Although Rivada Mercury disagrees with many findings of the SSA and the evaluation team in the FirstNet procurement, Carney said that Rivada Networks—currently assembling partners to bid on requests for proposals (RFPs) submitted by states that are considering pursuit of the “opt-out” alternative—is working to address shortcomings cited in the nationwide procurement process.

“We are looking carefully at the issues raised by the federal government. We have been since we were first given the debrief [after being excluded from the “competitive range” in October 2016],” Carney said. “Where we think those concerns have merit, we have taken—or are taking—steps to shore up the legitimate criticisms … We take the concerns seriously, and we recognize that, if one set of government bureaucrats see something as excessively risky, another set may see it the same way.

“So, we are not blithely ignoring the implied criticisms of our approach in the evaluation of our bid, but … we also think that—notwithstanding our respect for the process and the judge—the judge has a very narrow standard and basis on which to review this thing.
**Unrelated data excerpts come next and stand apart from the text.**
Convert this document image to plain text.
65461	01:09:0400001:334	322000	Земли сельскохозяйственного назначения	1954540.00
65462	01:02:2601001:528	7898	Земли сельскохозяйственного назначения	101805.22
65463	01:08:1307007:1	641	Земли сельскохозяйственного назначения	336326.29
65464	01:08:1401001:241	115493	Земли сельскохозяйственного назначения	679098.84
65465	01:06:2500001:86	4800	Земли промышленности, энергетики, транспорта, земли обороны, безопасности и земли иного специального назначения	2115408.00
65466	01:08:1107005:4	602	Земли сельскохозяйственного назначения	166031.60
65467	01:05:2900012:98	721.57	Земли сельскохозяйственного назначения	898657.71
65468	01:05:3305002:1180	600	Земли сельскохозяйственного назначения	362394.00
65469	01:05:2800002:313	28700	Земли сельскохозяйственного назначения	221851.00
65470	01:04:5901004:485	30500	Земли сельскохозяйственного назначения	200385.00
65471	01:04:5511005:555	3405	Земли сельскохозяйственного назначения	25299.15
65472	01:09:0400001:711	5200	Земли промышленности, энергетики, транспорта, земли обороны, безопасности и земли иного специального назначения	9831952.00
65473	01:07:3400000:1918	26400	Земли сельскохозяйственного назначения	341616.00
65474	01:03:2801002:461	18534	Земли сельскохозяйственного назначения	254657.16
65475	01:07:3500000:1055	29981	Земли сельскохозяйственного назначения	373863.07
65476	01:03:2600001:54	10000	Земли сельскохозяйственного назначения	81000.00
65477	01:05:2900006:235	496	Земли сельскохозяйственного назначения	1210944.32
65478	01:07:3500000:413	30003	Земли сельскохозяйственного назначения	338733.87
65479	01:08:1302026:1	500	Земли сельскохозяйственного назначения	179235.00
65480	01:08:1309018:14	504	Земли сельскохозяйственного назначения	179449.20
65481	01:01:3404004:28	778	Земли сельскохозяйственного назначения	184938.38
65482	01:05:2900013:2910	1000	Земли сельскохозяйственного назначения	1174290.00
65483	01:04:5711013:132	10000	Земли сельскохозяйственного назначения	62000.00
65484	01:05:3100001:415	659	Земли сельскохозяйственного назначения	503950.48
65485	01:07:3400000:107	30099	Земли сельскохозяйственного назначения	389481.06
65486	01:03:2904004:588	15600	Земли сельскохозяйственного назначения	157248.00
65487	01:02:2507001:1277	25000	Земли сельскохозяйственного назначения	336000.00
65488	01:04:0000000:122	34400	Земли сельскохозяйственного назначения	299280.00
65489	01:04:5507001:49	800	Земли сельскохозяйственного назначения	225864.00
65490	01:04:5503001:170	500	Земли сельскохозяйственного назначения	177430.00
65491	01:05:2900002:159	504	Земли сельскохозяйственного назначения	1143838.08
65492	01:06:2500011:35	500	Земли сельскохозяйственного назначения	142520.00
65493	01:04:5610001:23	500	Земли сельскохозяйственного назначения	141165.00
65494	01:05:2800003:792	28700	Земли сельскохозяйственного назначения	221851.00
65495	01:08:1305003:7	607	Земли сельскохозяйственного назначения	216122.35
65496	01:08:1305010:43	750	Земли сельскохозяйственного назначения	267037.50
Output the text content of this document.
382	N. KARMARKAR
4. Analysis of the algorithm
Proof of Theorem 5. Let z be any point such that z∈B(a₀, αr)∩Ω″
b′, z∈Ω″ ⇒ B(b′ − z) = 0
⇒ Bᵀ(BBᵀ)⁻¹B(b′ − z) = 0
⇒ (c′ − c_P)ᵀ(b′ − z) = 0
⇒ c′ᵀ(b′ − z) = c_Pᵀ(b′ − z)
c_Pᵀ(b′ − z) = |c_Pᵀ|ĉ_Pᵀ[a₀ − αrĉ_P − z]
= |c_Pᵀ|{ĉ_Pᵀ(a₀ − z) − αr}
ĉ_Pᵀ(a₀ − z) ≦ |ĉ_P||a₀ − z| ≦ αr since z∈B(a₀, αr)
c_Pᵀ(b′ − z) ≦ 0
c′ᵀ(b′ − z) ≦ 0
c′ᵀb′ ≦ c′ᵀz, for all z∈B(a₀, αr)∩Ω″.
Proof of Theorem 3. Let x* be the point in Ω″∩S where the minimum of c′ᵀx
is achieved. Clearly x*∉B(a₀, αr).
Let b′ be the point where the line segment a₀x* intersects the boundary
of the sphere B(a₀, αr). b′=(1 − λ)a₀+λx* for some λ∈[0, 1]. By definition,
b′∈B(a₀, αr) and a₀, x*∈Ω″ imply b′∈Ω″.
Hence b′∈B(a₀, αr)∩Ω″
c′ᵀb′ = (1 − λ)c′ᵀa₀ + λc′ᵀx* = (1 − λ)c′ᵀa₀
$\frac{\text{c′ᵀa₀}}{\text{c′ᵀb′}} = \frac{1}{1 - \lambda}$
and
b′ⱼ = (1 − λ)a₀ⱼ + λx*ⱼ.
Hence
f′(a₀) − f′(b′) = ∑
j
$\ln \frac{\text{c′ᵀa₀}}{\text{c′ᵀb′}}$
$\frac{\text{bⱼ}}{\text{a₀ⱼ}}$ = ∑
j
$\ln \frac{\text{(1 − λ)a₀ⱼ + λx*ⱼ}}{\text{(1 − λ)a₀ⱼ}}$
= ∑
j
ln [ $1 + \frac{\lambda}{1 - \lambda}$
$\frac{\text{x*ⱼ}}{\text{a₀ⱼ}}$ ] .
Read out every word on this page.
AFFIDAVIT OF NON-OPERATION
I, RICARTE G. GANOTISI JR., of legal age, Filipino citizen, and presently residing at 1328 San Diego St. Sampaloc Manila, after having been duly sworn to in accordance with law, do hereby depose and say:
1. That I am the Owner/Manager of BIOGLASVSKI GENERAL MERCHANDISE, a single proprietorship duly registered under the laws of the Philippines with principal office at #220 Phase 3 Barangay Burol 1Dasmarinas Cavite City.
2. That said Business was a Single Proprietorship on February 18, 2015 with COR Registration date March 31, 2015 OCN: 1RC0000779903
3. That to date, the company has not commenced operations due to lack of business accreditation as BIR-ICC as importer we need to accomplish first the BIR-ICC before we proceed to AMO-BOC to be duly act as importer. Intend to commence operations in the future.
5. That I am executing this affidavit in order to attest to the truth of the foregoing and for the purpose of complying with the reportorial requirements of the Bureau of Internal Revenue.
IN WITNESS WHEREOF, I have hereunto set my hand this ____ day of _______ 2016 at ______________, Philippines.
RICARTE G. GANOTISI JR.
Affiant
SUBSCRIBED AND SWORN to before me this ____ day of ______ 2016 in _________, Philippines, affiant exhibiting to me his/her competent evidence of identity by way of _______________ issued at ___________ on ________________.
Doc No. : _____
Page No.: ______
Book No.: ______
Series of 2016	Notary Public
She failed to find egregious error, and she deferred to their judgment—and that may be the appropriate thing to do.

“We do think the source-selection board was not always completely even-handed, but we’re taking their concerns seriously, because they represent concerns of people that we’re going to have to satisfy somewhere down the line anyway.”

Carney said he believes that the FirstNet contract with AT&T that was announced last week falls short of being an innovative approach.

“At the end of the day, FirstNet said they wanted innovative solutions and so on. While they’re claiming that this AT&T arrangement is innovative, it really isn’t,” Carney said. “I think that states have to decide for themselves whether they really want an innovative solutions—as Congress called for and the legislation seems to dictate and public safety seems to demand—or do they want more of the same from oligopolists and quasi-monopolists, like the winner of the federal contract?”